What the world can learn from Africa

28 Apr, 2020

Africa's number of coronavirus infections is rising, and with it the fear of a catastrophe. But the continent has vast knowledge in dealing with infectious diseases that industrialized nations could utilize.

The global corona crisis is paralyzing African metropolises. In Johannesburg, South Africa's economic capital, the military was deployed to monitor the imposed curfews. In Uganda's otherwise lively capital Kampala, markets and shops remain closed. Only a few boda bodas (motorbike taxis) run the streets. The motorbikes are no longer permitted to carry passengers but are instead being used for delivery services and running errands.

Life is also slowing down in other African cities. For any kind of "normalcy" to return, the corona pandemic must be contained as soon as possible.

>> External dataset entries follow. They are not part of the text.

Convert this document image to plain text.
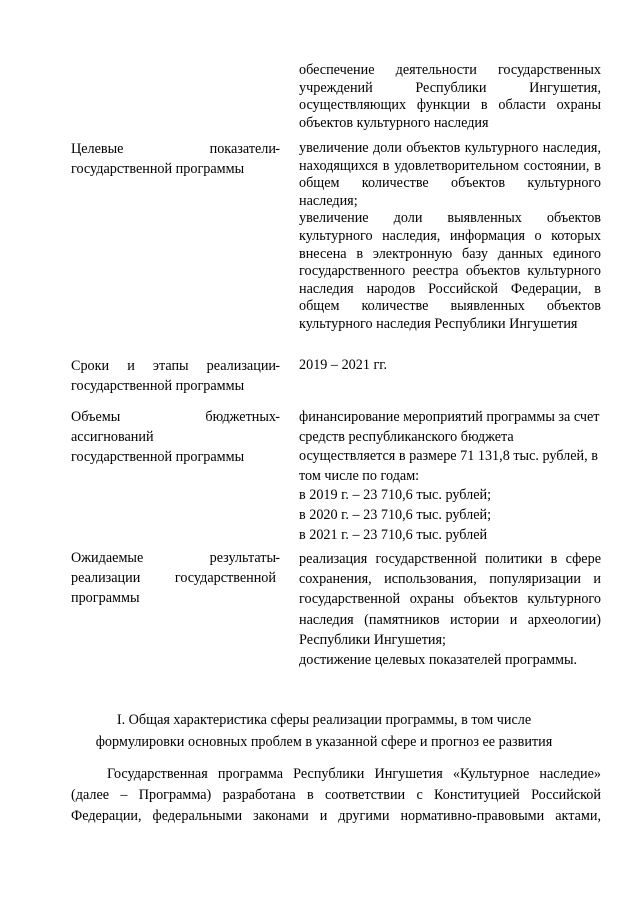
обеспечение деятельности государственных учреждений Республики Ингушетия, осуществляющих функции в области охраны объектов культурного наследия
Целевые показатели
государственной программы
- увеличение доли объектов культурного наследия, находящихся в удовлетворительном состоянии, в общем количестве объектов культурного наследия;
увеличение доли выявленных объектов культурного наследия, информация о которых внесена в электронную базу данных единого государственного реестра объектов культурного наследия народов Российской Федерации, в общем количестве выявленных объектов культурного наследия Республики Ингушетия
Сроки и этапы реализации
государственной программы
- 2019 – 2021 гг.
Объемы бюджетных
ассигнований
государственной программы
- финансирование мероприятий программы за счет средств республиканского бюджета осуществляется в размере 71 131,8 тыс. рублей, в том числе по годам:
в 2019 г. – 23 710,6 тыс. рублей;
в 2020 г. – 23 710,6 тыс. рублей;
в 2021 г. – 23 710,6 тыс. рублей
Ожидаемые результаты
реализации государственной
программы
- реализация государственной политики в сфере сохранения, использования, популяризации и государственной охраны объектов культурного наследия (памятников истории и археологии) Республики Ингушетия;
достижение целевых показателей программы.
I. Общая характеристика сферы реализации программы, в том числе формулировки основных проблем в указанной сфере и прогноз ее развития
Государственная программа Республики Ингушетия «Культурное наследие»
(далее – Программа) разработана в соответствии с Конституцией Российской
Федерации, федеральными законами и другими нормативно-правовыми актами,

This is exactly what some African states could benefit from said Ahmed Ogwell Ouma, deputy director of the Africa Centre for Disease Control and Prevention (Africa CDC).

He commended the rapid action of African governments: "This is a lesson we learned during the 2014 Ebola crisis in West Africa," Ogwell Ouma said. "We intervened quickly, with the means, knowledge and proven social partners in the communities that have already been tested in the population." This has contributed to the low infection rates in Africa so far, Ouma said during an online panel discussion on the topic: "COVID-19 - early lessons from Africa."